Your credit report is vitally important if you are looking to borrow money. If you apply for a new credit card, mortgage or loan then it is likely that a lender will assess your credit report as part of their underwriting process.

Your credit rating will change on a regular basis. Every time you make a payment to a debt such as a credit card or loan your credit file will be updated. And, it is also affected by factors such as whether you are on the electoral roll. Money Saving Expert reports that around 350 million records are tracked in the UK every month.

So, keeping a good credit rating is important, although if you have missed payments in the past or struggled with debts, your credit rating may have been damaged. However, it is important to remember that even if you have experienced debt problems in the past, these bad debts won’t stay on your credit file forever. Our guide explains more.

What is your credit rating?

Your credit rating is based on a number of factors. One of the most important is the information that credit reference agencies hold about you. The three UK credit reference agencies - Experian, Equifax and Callcredit - compile information about your credit history.

This information comes from four main sources:

  • Court records - The information shows if you have any County Court Judgments (CCJs) or bankruptcies

  • Search data - This includes records of other lenders who have searched your file when you've applied for credit. It also includes any addresses to which you are linked or other people you have a financial association with

  • Fraud data - If you have committed a fraud (or someone has stolen your identity and committed fraud) this will be held on your file under the CIFAS section

  • Electoral roll information - This contains your address and details of who lives with whom

Your credit file includes records of payments you have made to your debts.
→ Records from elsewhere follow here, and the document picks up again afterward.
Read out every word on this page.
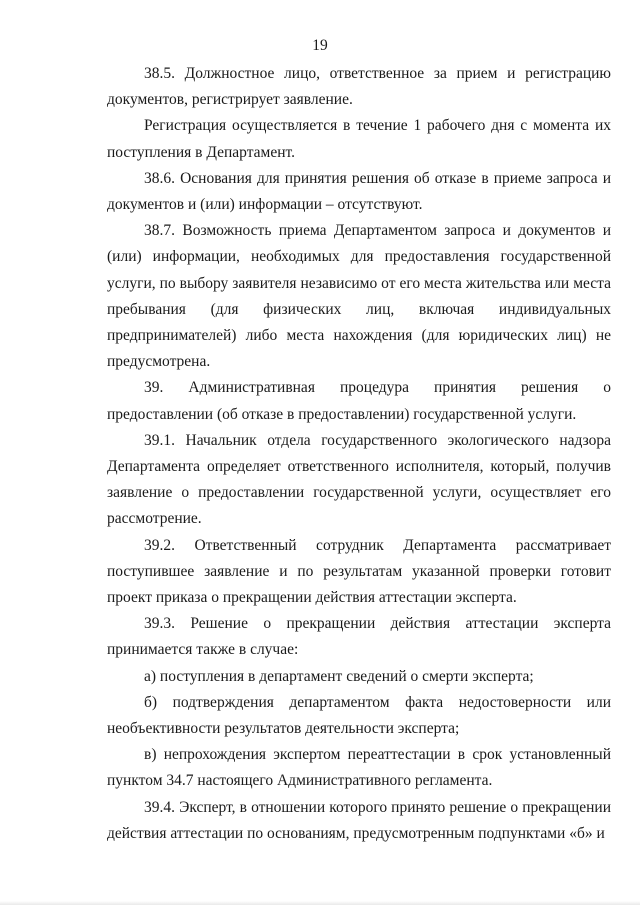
19

38.5. Должностное лицо, ответственное за прием и регистрацию документов, регистрирует заявление.

Регистрация осуществляется в течение 1 рабочего дня с момента их поступления в Департамент.

38.6. Основания для принятия решения об отказе в приеме запроса и документов и (или) информации – отсутствуют.

38.7. Возможность приема Департаментом запроса и документов и (или) информации, необходимых для предоставления государственной услуги, по выбору заявителя независимо от его места жительства или места пребывания (для физических лиц, включая индивидуальных предпринимателей) либо места нахождения (для юридических лиц) не предусмотрена.

39. Административная процедура принятия решения о предоставлении (об отказе в предоставлении) государственной услуги.

39.1. Начальник отдела государственного экологического надзора Департамента определяет ответственного исполнителя, который, получив заявление о предоставлении государственной услуги, осуществляет его рассмотрение.

39.2. Ответственный сотрудник Департамента рассматривает поступившее заявление и по результатам указанной проверки готовит проект приказа о прекращении действия аттестации эксперта.

39.3. Решение о прекращении действия аттестации эксперта принимается также в случае:

а) поступления в департамент сведений о смерти эксперта;

б) подтверждения департаментом факта недостоверности или необъективности результатов деятельности эксперта;

в) непрохождения экспертом переаттестации в срок установленный пунктом 34.7 настоящего Административного регламента.

39.4. Эксперт, в отношении которого принято решение о прекращении действия аттестации по основаниям, предусмотренным подпунктами «б» и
It shows whether payments have been made on time, whether you have defaulted on any loans or credit cards and whether you are in arrears. It is this information that many lenders are interested in as it helps them to predict whether you are likely to responsibly manage any credit they give you.

If you have any negative information on your credit file it can affect your ability to get credit. It also means you may pay higher interest rates on any borrowing. However, bad debts don’t stay on your credit file forever, as we see next.

Bad debts don’t stay on your credit rating forever

If you have bad debts, you should remember that they will only remain on your credit file for a certain period of time.

For example, County Court Judgments for non-payment of debts, Individual Voluntary Arrangements (IVAs) and bankruptcies stay on your credit report for at least six years. Defaults will typically also remain on your file for six years.

Missed payments on debts are less serious, but even they are generally recorded for at least three years.

If you have bad debts, it is important that you regularly review your credit report when you have paid off a debt. Your default should have been updated to ‘satisfied’ and this will help you to improve your credit rating. In addition, if you want to explain on your report why the default occurred you can send a ‘notice of correction’ to each of the three credit reference agencies - Experian, Equifax and Callcredit.

If you do have bad debts, it may take some time for them to disappear from your credit file – but it will happen eventually. The key is to clear your debts, keep making regular payments and ensure they are recorded as ‘satisfied’ as soon as you can.